The movie makes no mention of a mid-course correction made while en route to the moon which took the spacecraft off of a free return trajectory. After the explosion, a second correction was successfully made to put the spacecraft back on a free return trajectory. Without this correction, the astronauts still would have swung around the moon, but would have missed the earth on the return leg. Although a free return trajectory was agreed upon in the movie, the engine burn to accomplish this was not portrayed. The astronauts also made a four-minute engine burn after swinging around the moon to gain additional speed and to enable them to splash down in the Pacific Ocean. There is a brief reference to this in the movie, but this maneuver was not portrayed.
St. John's Military Academy, the school that Jim Lovell's son attends during the mission, is a real military school located in Delafield, Wisconsin. The scenes in the movie showing the school were not, however, filmed on location.
Several items in the movie, including Jim Lovell's jumpsuit and a coffee mug at Mission Control bear the mission patch for Apollo 8, the mission that took Lovell to the moon for ten orbits a year and a half earlier.
The Navy SH-3H Sea-King "66" helicopter from the rescue scene is not the original rescue aircraft from the Apollo missions as previously stated, as the original "66" had been lost at sea before the film was made. Another Sea King (bureau number 148999) was painted up like the original and used for filming. This helicopter can (as of Dec. 2008) be seen on display at the USS Hornet Museum in Alameda, CA. The aircraft was assigned to and flown by crews from HC-85, a Naval Reserve squadron based at NAS North Island in San Diego, CA. HC-85 was one of the last units to fly the Sea King helicopter in the U.S. Navy.
At the end of the sequence where a method is devised to fit "a square peg into a round hole" to fix the CO2 scrubbers, a technician is heard saying to the leader of the team that created the makeshift solution (credited simply as "Technician", though it might be assumed that it's Ed Smylie, who was the real guy in charge of that team) "you, sir, are one steely-eyed missile man!" - this colloquial NASA title of honor was perhaps most famously bestowed upon John Aaron after he, serving as EECOM, saved the Apollo 12 mission 4 months earlier when that craft was struck by lightning during launch and had its telemetry signal scrambled.
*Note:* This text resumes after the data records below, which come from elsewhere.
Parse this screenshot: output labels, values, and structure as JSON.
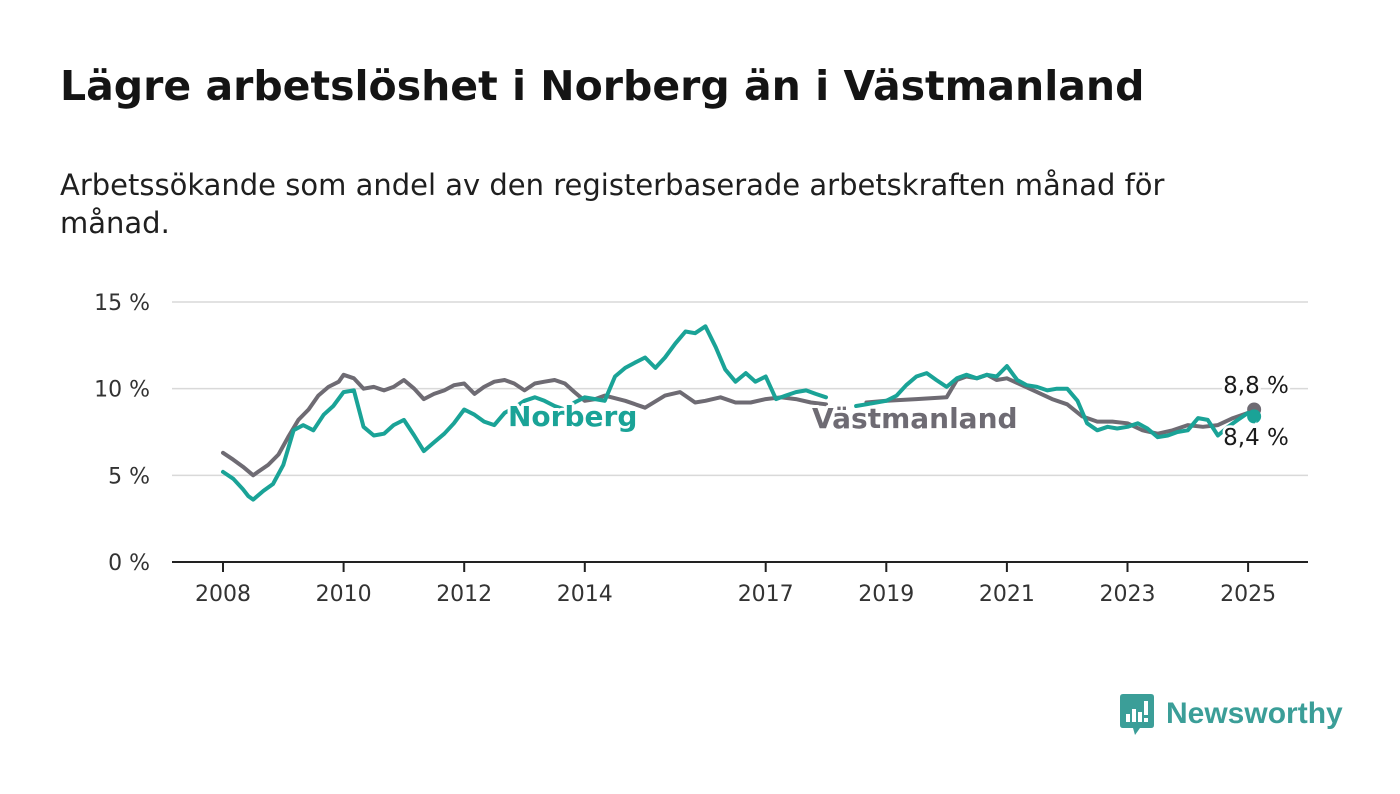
{
  "title": "Lägre arbetslöshet i Norberg än i Västmanland",
  "subtitle": "Arbetssökande som andel av den registerbaserade arbetskraften månad för månad.",
  "brand": {
    "name": "Newsworthy",
    "color": "#3b9e98"
  },
  "chart_data": {
    "type": "line",
    "xlabel": "",
    "ylabel": "",
    "xlim": [
      2007.6,
      2026.0
    ],
    "ylim": [
      0,
      15
    ],
    "y_ticks": [
      0,
      5,
      10,
      15
    ],
    "y_tick_labels": [
      "0 %",
      "5 %",
      "10 %",
      "15 %"
    ],
    "x_ticks": [
      2008,
      2010,
      2012,
      2014,
      2017,
      2019,
      2021,
      2023,
      2025
    ],
    "x_tick_labels": [
      "2008",
      "2010",
      "2012",
      "2014",
      "2017",
      "2019",
      "2021",
      "2023",
      "2025"
    ],
    "grid": true,
    "legend": "inline labels",
    "end_labels": [
      "8,8 %",
      "8,4 %"
    ],
    "series": [
      {
        "name": "Västmanland",
        "color": "#6e6b73",
        "x": [
          2008.0,
          2008.17,
          2008.33,
          2008.5,
          2008.58,
          2008.75,
          2008.92,
          2009.08,
          2009.25,
          2009.42,
          2009.58,
          2009.75,
          2009.92,
          2010.0,
          2010.17,
          2010.33,
          2010.5,
          2010.67,
          2010.83,
          2011.0,
          2011.17,
          2011.33,
          2011.5,
          2011.67,
          2011.83,
          2012.0,
          2012.17,
          2012.33,
          2012.5,
          2012.67,
          2012.83,
          2013.0,
          2013.17,
          2013.33,
          2013.5,
          2013.67,
          2013.83,
          2014.0,
          2014.17,
          2014.33,
          2014.67,
          2015.0,
          2015.33,
          2015.58,
          2015.83,
          2016.0,
          2016.25,
          2016.5,
          2016.75,
          2017.0,
          2017.25,
          2017.5,
          2017.75,
          2018.0,
          null,
          2018.67,
          2019.0,
          2019.5,
          2020.0,
          2020.17,
          2020.33,
          2020.5,
          2020.67,
          2020.83,
          2021.0,
          2021.25,
          2021.5,
          2021.75,
          2022.0,
          2022.25,
          2022.5,
          2022.75,
          2023.0,
          2023.25,
          2023.5,
          2023.75,
          2024.0,
          2024.25,
          2024.5,
          2024.75,
          2025.0,
          2025.1
        ],
        "values": [
          6.3,
          5.9,
          5.5,
          5.0,
          5.2,
          5.6,
          6.2,
          7.2,
          8.2,
          8.8,
          9.6,
          10.1,
          10.4,
          10.8,
          10.6,
          10.0,
          10.1,
          9.9,
          10.1,
          10.5,
          10.0,
          9.4,
          9.7,
          9.9,
          10.2,
          10.3,
          9.7,
          10.1,
          10.4,
          10.5,
          10.3,
          9.9,
          10.3,
          10.4,
          10.5,
          10.3,
          9.8,
          9.3,
          9.4,
          9.6,
          9.3,
          8.9,
          9.6,
          9.8,
          9.2,
          9.3,
          9.5,
          9.2,
          9.2,
          9.4,
          9.5,
          9.4,
          9.2,
          9.1,
          null,
          9.2,
          9.3,
          9.4,
          9.5,
          10.5,
          10.7,
          10.6,
          10.8,
          10.5,
          10.6,
          10.2,
          9.8,
          9.4,
          9.1,
          8.4,
          8.1,
          8.1,
          8.0,
          7.6,
          7.4,
          7.6,
          7.9,
          7.8,
          7.9,
          8.3,
          8.6,
          8.8
        ]
      },
      {
        "name": "Norberg",
        "color": "#1aa397",
        "x": [
          2008.0,
          2008.17,
          2008.33,
          2008.42,
          2008.5,
          2008.67,
          2008.83,
          2009.0,
          2009.17,
          2009.33,
          2009.5,
          2009.67,
          2009.83,
          2010.0,
          2010.17,
          2010.33,
          2010.5,
          2010.67,
          2010.83,
          2011.0,
          2011.17,
          2011.33,
          2011.5,
          2011.67,
          2011.83,
          2012.0,
          2012.17,
          2012.33,
          2012.5,
          2012.67,
          2012.83,
          2013.0,
          2013.17,
          2013.33,
          2013.5,
          2013.67,
          2013.83,
          2014.0,
          2014.17,
          2014.33,
          2014.5,
          2014.67,
          2014.83,
          2015.0,
          2015.17,
          2015.33,
          2015.5,
          2015.67,
          2015.83,
          2016.0,
          2016.17,
          2016.33,
          2016.5,
          2016.67,
          2016.83,
          2017.0,
          2017.17,
          2017.33,
          2017.5,
          2017.67,
          2017.83,
          2018.0,
          null,
          2018.5,
          2018.67,
          2019.0,
          2019.17,
          2019.33,
          2019.5,
          2019.67,
          2019.83,
          2020.0,
          2020.17,
          2020.33,
          2020.5,
          2020.67,
          2020.83,
          2021.0,
          2021.17,
          2021.33,
          2021.5,
          2021.67,
          2021.83,
          2022.0,
          2022.17,
          2022.33,
          2022.5,
          2022.67,
          2022.83,
          2023.0,
          2023.17,
          2023.33,
          2023.5,
          2023.67,
          2023.83,
          2024.0,
          2024.17,
          2024.33,
          2024.5,
          2024.67,
          2024.83,
          2025.0,
          2025.1
        ],
        "values": [
          5.2,
          4.8,
          4.2,
          3.8,
          3.6,
          4.1,
          4.5,
          5.6,
          7.6,
          7.9,
          7.6,
          8.5,
          9.0,
          9.8,
          9.9,
          7.8,
          7.3,
          7.4,
          7.9,
          8.2,
          7.3,
          6.4,
          6.9,
          7.4,
          8.0,
          8.8,
          8.5,
          8.1,
          7.9,
          8.6,
          8.9,
          9.3,
          9.5,
          9.3,
          9.0,
          8.8,
          9.2,
          9.5,
          9.4,
          9.3,
          10.7,
          11.2,
          11.5,
          11.8,
          11.2,
          11.8,
          12.6,
          13.3,
          13.2,
          13.6,
          12.4,
          11.1,
          10.4,
          10.9,
          10.4,
          10.7,
          9.4,
          9.6,
          9.8,
          9.9,
          9.7,
          9.5,
          null,
          9.0,
          9.1,
          9.3,
          9.6,
          10.2,
          10.7,
          10.9,
          10.5,
          10.1,
          10.6,
          10.8,
          10.6,
          10.8,
          10.7,
          11.3,
          10.5,
          10.2,
          10.1,
          9.9,
          10.0,
          10.0,
          9.3,
          8.0,
          7.6,
          7.8,
          7.7,
          7.8,
          8.0,
          7.7,
          7.2,
          7.3,
          7.5,
          7.6,
          8.3,
          8.2,
          7.3,
          7.8,
          8.2,
          8.6,
          8.4
        ]
      }
    ]
  }
}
John Aaron was prominently present during the events of this mission as well; he is the tech played by Loren Dean who, along with Ken Mattingly (Gary Sinise ), figures out how to power up the craft for reentry.
At one point during the return flight there is a bang and nobody is very alarmed; it's just a "burst helium disk." This was actually a significant event, though an expected consequence of the situation. The helium disk served a protective function in the LM descent engine and, after it burst, they might no longer be able to restart that engine. A final course correction, not shown in the movie, had to be done using thrusters instead.
The scene where the engineers are challenged to create a device to use the square CO2 absorbers using only items on board was the inspiration for Cathy Rogers to create the TV shows Junkyard Wars (1998) and Junkyard Wars (2001).
The scene of the Saturn V launch shows the horizontal service arms swinging back after the rocket's ignition. The arms swung back in milliseconds after ignition, once the rocket climbed to a height of two inches. In the movie the service-arms goes in one by one, but in reality they went simultaneously.
All the screens in the fictional Houston control room were monitored by a software center that was built just below the set. According to director Ron Howard, almost three days of production were lost while trying to fix the software, which wouldn't work properly.